A rather large reason that it is a little disrespectful to consider the Earth a billiard ball is because it has fairly large oceans. Using the same logic as the Ein=Eout at the top of the atmosphere, I can consider that the oceans are a system that over some time period also meet the Ein=Eout requirements. This is not received very well by many. It is perfectly valid though since the Earth appears to have had oceans for a long time and not in any immediate danger of losing those oceans. This assumption also should be treated with the same respect as the TOA Ein=Eout assumption.
So if both the oceans and the Top of the atmosphere have equilibrium conditions over some period of time and it is unlikely that the time periods are the same, what good is using the equilibrium assumption for both systems? Well, in between the oceans and the top of the atmosphere are things inside the atmosphere and outside the oceans. That is where the -W goes and the +S passes through.
Over a long enough time scale, the oceans have an equilibrium condition and the top of the atmosphere also has an equilibrium condition. The in between the oceans and atmosphere may never and likely has not ever had an equilibrium condition. Mountains erode, land erodes, new land forms, lakes form, rivers form they also fade. The oceans rise and the oceans fall as ice builds and fades on land, but the oceans are a constant for the majority of the surface of the Earth. By using the assumption of equilibrium for both the oceans and the top of the atmosphere, you can consider an equilibrium model that recognizes the chaos, but doesn't just dive right into it.
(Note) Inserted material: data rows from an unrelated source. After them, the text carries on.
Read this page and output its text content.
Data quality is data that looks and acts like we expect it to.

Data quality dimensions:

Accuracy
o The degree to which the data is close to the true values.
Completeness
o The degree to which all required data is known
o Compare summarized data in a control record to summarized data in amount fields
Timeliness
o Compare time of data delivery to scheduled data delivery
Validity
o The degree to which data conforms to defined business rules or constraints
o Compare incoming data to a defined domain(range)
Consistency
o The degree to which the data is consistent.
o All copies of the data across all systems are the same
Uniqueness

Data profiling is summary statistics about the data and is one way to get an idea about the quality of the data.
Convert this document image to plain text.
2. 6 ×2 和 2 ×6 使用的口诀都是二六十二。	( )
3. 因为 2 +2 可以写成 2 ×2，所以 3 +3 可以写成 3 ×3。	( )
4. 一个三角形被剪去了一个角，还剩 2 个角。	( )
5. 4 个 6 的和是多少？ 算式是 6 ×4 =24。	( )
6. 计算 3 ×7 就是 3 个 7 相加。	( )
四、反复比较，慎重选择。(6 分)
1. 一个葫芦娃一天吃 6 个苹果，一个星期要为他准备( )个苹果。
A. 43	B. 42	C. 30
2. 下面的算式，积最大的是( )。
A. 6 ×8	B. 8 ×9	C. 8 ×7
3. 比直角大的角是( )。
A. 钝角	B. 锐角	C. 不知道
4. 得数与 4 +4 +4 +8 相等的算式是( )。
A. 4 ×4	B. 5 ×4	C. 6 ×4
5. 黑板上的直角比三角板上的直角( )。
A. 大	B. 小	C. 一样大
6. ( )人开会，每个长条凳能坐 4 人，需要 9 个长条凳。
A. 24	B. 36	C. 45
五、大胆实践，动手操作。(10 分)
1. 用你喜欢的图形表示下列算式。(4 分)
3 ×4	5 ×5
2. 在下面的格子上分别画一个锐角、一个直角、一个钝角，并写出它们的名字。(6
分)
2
Now if the oceans gain more energy over some time period, the assumption implies they will get rid of the energy in the same amount over some time period. The atmosphere can only get rid of energy by radiation according to Greenhouse Theory. The oceans can release energy is a large number of ways, one is by losing mass. That is right sports fans, evaporation does not have to return to the ocean immediately as condensation. Ice formed near the poles can stack up on the land and not return for some time. Ice formed can sublime to the atmosphere. As long as that water and ice returns over some time period, the oceans will have some equilibrium.
That is not too hard for most to comprehend, but how is that possibly an equilibrium? If the oceans derive most of their energy from the sun passing through the top of the atmosphere, and they transfer some of that energy to land, then the TOA Ein would not equal Eout while that was going on.
Just for grins, if say the oceans transferred billions and billions of tons of water to the polar regions as ice, Since each gram of that water would have to release 334 Joules of energy in that phase change, then the atmosphere would receive a large portion of billions and billions and billions of Joules of energy. As the ice melted, it would have to absorb all that energy again either from the oceans of the atmosphere. There would be no true equilibrium for either the oceans or the TOA while that was happening. If you find the right time period where the oceans found equilibrium, you would likely find the time period that the TOA found equilibrium.
That is a temperature reconstruction for the past 60,000 years for data collected at Lake Tanganyika in Africa near the equator. That may be too short of time for there to have been either a true ocean or TOA equilibrium . That 2.5C range though near the Equator where the majority of the energy is absorbed from the sun by the oceans, does provide a reasonable guess as to what equilibrium may be. Comparing an idealized equilibrium at the top of the atmosphere to an idealized equilibrium in the oceans, is just a way to reduce the uncertainty in each. See, there is no reason to assume that Ein=Eout at the top of the atmosphere over the past 120 years either is there, when the Earth has been changing for millions of years :) If for the entire period the temperature was below average the oceans released energy, how long you reckon it would take for the oceans to regain that energy?